L’histoire : Oskar a 12 ans et vit avec sa mère dans une banlieue glacée de Stockholm. Solitaire et discret, martyrisé au collège, Oskar n’a d’yeux que pour sa nouvelle voisine. Elle est si différente ! La petite fille ne sort que le soir, ne craint ni le froid ni la neige, et exhale une odeur douceâtre et indéfinissable. Oskar trouvera en elle un écho à sa propre solitude et ils deviendront vite inséparables. Mais que penser des meurtres et disparitions inexplicables qui se multiplient dans le quartier depuis son arrivée ?

Mon avis : L’un des motifs qui accompagnent naturellement la carte du vampire est celui de l’immortalité. De l’absence de temps, de passé, donc d’avenir. D’une existence décalée, dans un présent perpétuel – comme une peine de prison, et une libération de la mort à la fois. Le vampire charrie ainsi son lot de contradictions et de paradoxes.

Avec Laisse-moi entrer, John Ajvide Lindqvist signait en 2004 un premier roman à la fois noir et poignant, explorant des territoires peu parcourus dans la littérature d’horreur – en tout cas, aujourd’hui. Pour une scène de sexe entre enfants dans Ça (inadaptée et peut-être littéralement inadaptable sur petit ou grand écran), combien de jumpscares convenus, de chats qui déboulent du placard et de regards démoniaques ?

Car Lindqvist, l’air de rien, tout en finesse, touche à des rapports que le politiquement correct refuse d’envisager désormais. La noirceur, dans son roman, vient moins du mode de nutrition vampirique que de l’attitude des adultes qui entourent un éternel enfant. Plus encore, le passé d’Eli, lorsqu’elle était encore humaine, est terrible et terrifiant, tellement plus que les scènes de meurtre les plus gore et l’alimentation la plus délétère.

Le roman opère d’abord par métonymie. Blackeberg est une bourgade neuve (ou presque), sans mémoire, sans passé, donc sans possibilité de se préparer au présent de cet homme reclus et de sa « fille » aux appétits étranges. Pas de légende à Blackeberg, pas de tradition, pas d’ancêtre pour prévenir la population de la présence d’un strigoi. Ce qui n’empêche pas Lindqvist de situer son récit en 1981 – non pas dans une perspective nostalgeek à la Stranger Things, mais peut-être pour jeter les bases d’un « temps hors du temps ». Car hormis quelques dates, quelques événements et objets usuels, il n’y a rien de daté dans cette histoire, son décor, ses accessoires.

Image tirée du film “Let The Right One In” de 2008 (c) Chrysalis Films

Oskar lui-même nourrit un rapport difficile à la mémoire, à l’ailleurs.
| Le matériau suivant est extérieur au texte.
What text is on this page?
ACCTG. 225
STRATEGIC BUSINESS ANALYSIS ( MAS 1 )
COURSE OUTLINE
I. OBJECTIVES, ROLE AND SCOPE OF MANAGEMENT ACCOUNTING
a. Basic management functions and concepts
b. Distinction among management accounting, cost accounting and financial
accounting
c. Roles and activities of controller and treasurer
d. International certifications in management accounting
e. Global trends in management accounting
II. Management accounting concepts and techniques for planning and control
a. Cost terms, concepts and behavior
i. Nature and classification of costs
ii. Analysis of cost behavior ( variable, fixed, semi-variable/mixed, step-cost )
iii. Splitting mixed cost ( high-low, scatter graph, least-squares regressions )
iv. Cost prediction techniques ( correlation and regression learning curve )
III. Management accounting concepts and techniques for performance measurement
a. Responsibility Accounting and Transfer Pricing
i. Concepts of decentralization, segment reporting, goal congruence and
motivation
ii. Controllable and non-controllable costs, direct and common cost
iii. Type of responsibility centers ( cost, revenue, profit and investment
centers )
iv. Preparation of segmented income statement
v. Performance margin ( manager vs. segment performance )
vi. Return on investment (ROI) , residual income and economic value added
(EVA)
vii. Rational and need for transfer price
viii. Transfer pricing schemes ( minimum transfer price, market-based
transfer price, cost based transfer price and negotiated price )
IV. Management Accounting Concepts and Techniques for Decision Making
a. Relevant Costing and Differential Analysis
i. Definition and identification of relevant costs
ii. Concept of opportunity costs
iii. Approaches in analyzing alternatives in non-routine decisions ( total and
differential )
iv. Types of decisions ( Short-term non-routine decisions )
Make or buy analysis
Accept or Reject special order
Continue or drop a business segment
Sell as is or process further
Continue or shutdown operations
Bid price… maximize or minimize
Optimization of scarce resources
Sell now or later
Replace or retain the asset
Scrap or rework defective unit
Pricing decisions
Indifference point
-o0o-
Enfant de parents divorcés, dont le père est un véritable « gamin » et la mère passe ses soirées à avaler des roulés à la cannelle en regardant la télé avec son garçon, Oskar ne comprend pas pourquoi on lui fait étudier les noms de villes du monde entier. « Ces endroits n’existaient même pas », tout simplement parce qu’Oskar ne les visiterait jamais. Blackeberg, ses habitants, la Suède : tout fonctionne ainsi, comme un microcosme fictionnel, l’élément de vérité dans le mensonge du récit.

Ainsi aussi se présente le reflet de la cité dans les immenses yeux noirs de la petite fille, assise dans la cage à poules de la cour d’immeubles. Ainsi, enfin, se présente le cadavre lesté jeté au fond d’une mare sombre ; une personne morte et cachée et qui, dès lors, « n’existait pas ».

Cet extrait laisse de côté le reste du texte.